Merapi eruptions slowing down but still deadly

Mount Merapi volcano continued spewing hot gas ash but not as violently as before. But the death toll continues to climb as people succumb to their injuries.

Mount Merapi spews volcanic material as seen from Argomulyo, Indonesia, Friday, Nov. 12, 2010.(AP Photo/Achmad Ibrahim)

The Jakarta Globe now puts the toll at 240 lives:

Indonesia’s Mount Merapi volcano has killed 240 people since it began erupting late last month, with more than 390,000 people in makeshift camps, an official said. That figure continues to rise as people with severe burns die from their wounds and officials count those who have died from respiratory problems, heart attacks and other illnesses related to the blasts.

In addition, search operations continue for bodies buried under a thick layer of ash that shrouds whole villages. On Friday, soldiers pulled eight more bodies from around one hard-hit village, said Waluyo Rahardjo, who works for the search and rescue agency.

The Associated Press reports:

Ash has continuously shot out of the crater since it roared to life Oct. 26, occasionally canceling international flights into and out of Jakarta, hundreds of miles (kilometers) to the volcano’s west. After the output slowed overnight, an advisory from the Volcanic Ash Advisory Center in Darwin, Australia, showed the ash patch was well clear of the capital. The airport in Yogyakarta, at the foot of the mountain, however, remained closed.

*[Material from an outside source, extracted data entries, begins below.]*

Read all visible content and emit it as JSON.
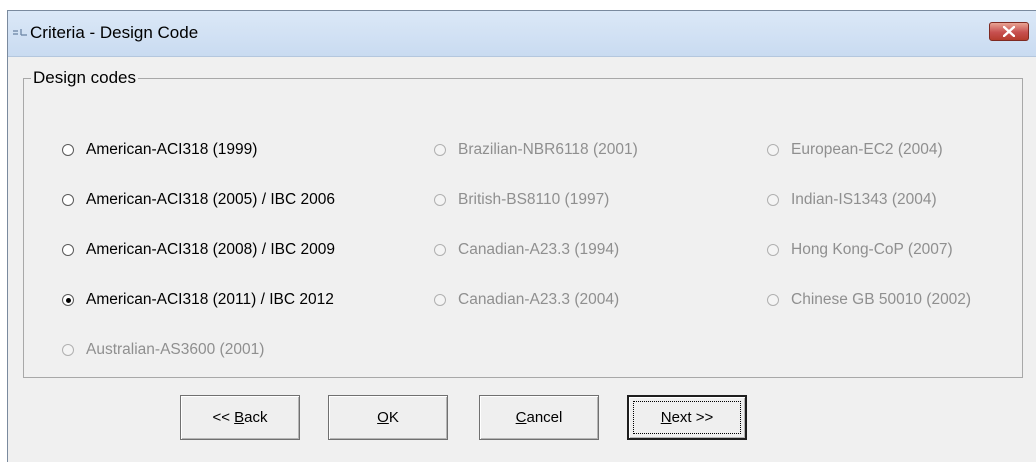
{
  "window": {
    "title": "Criteria - Design Code",
    "accent_close": "#c75050"
  },
  "group": {
    "legend": "Design codes",
    "options": [
      {
        "label": "American-ACI318 (1999)",
        "checked": false,
        "enabled": true
      },
      {
        "label": "American-ACI318 (2005) / IBC 2006",
        "checked": false,
        "enabled": true
      },
      {
        "label": "American-ACI318 (2008) / IBC 2009",
        "checked": false,
        "enabled": true
      },
      {
        "label": "American-ACI318 (2011) / IBC 2012",
        "checked": true,
        "enabled": true
      },
      {
        "label": "Australian-AS3600 (2001)",
        "checked": false,
        "enabled": false
      },
      {
        "label": "Brazilian-NBR6118 (2001)",
        "checked": false,
        "enabled": false
      },
      {
        "label": "British-BS8110 (1997)",
        "checked": false,
        "enabled": false
      },
      {
        "label": "Canadian-A23.3 (1994)",
        "checked": false,
        "enabled": false
      },
      {
        "label": "Canadian-A23.3 (2004)",
        "checked": false,
        "enabled": false
      },
      {
        "label": "European-EC2 (2004)",
        "checked": false,
        "enabled": false
      },
      {
        "label": "Indian-IS1343 (2004)",
        "checked": false,
        "enabled": false
      },
      {
        "label": "Hong Kong-CoP (2007)",
        "checked": false,
        "enabled": false
      },
      {
        "label": "Chinese GB 50010 (2002)",
        "checked": false,
        "enabled": false
      }
    ]
  },
  "buttons": {
    "back": {
      "pre": "<< ",
      "mnemonic": "B",
      "post": "ack"
    },
    "ok": {
      "pre": "",
      "mnemonic": "O",
      "post": "K"
    },
    "cancel": {
      "pre": "",
      "mnemonic": "C",
      "post": "ancel"
    },
    "next": {
      "pre": "",
      "mnemonic": "N",
      "post": "ext >>"
    }
  }
}
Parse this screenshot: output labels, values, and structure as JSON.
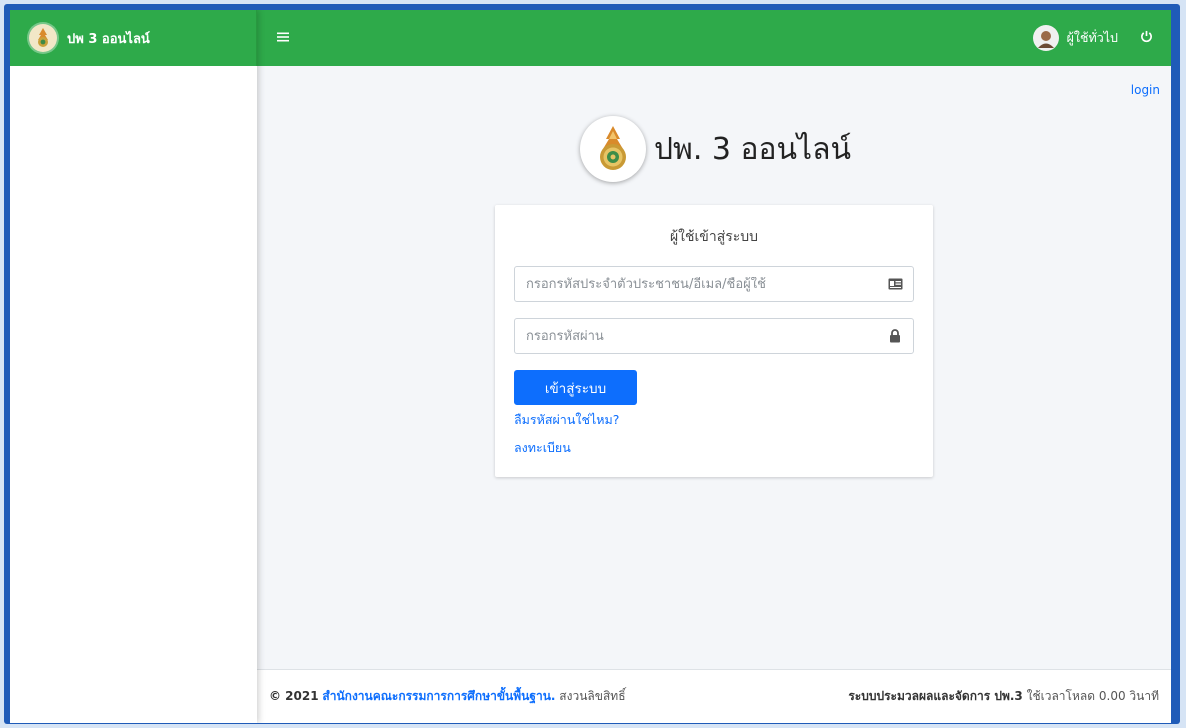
{
  "brand": {
    "title": "ปพ 3 ออนไลน์"
  },
  "navbar": {
    "menu_icon": "hamburger-icon",
    "user_label": "ผู้ใช้ทั่วไป",
    "power_icon": "power-icon"
  },
  "content": {
    "login_link": "login",
    "page_title": "ปพ. 3 ออนไลน์",
    "card": {
      "title": "ผู้ใช้เข้าสู่ระบบ",
      "username_placeholder": "กรอกรหัสประจำตัวประชาชน/อีเมล/ชื่อผู้ใช้",
      "username_value": "",
      "password_placeholder": "กรอกรหัสผ่าน",
      "password_value": "",
      "submit_label": "เข้าสู่ระบบ",
      "forgot_link": "ลืมรหัสผ่านใช่ไหม?",
      "register_link": "ลงทะเบียน"
    }
  },
  "footer": {
    "copyright": "© 2021",
    "org_link": "สำนักงานคณะกรรมการการศึกษาขั้นพื้นฐาน.",
    "rights": " สงวนลิขสิทธิ์",
    "system_name": "ระบบประมวลผลและจัดการ ปพ.3",
    "load_time": " ใช้เวลาโหลด 0.00 วินาที"
  },
  "colors": {
    "primary_green": "#2eaa4a",
    "accent_blue": "#0d6efd",
    "frame_blue": "#1f5bb8"
  }
}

Officials warned residents that less ash does not mean the volcano is finished.

“The activity of Merapi is still high, but the intensity of eruptions is reducing now. But people still should be careful. Merapi is still on high alert,” said Surano, a state volcanologist who uses only one name.

While officials struggle to persuade hundreds of thousands of people who live on the volcano’s fertile slopes not to return to their homes, a new kind of evacuee has been seen in recent days. Villagers checking on their homes and crops have seen Javan leopards — who live in a national park near the crater — heading down the mountain.

The cats likely feel the continuing tremors, said Tri Prasetyo, who runs the park, and are seeking safer ground. It’s also possible that prey is scarce in areas scorched by searing gases.

Aceng , a Java leopard, released back into the wild. Credit IAR

The Javan leopard — a subspecies of the cat only found on the island of Java — is critically endangered, with no more than 250 left in the wild. Some put the total population as low as 50.

Joko Tirtono, the manager of a zoo in Yogyakarta, said zoo keepers are now searching villages where the leopards have been spotted and laying traps in which they hope to capture the cats alive.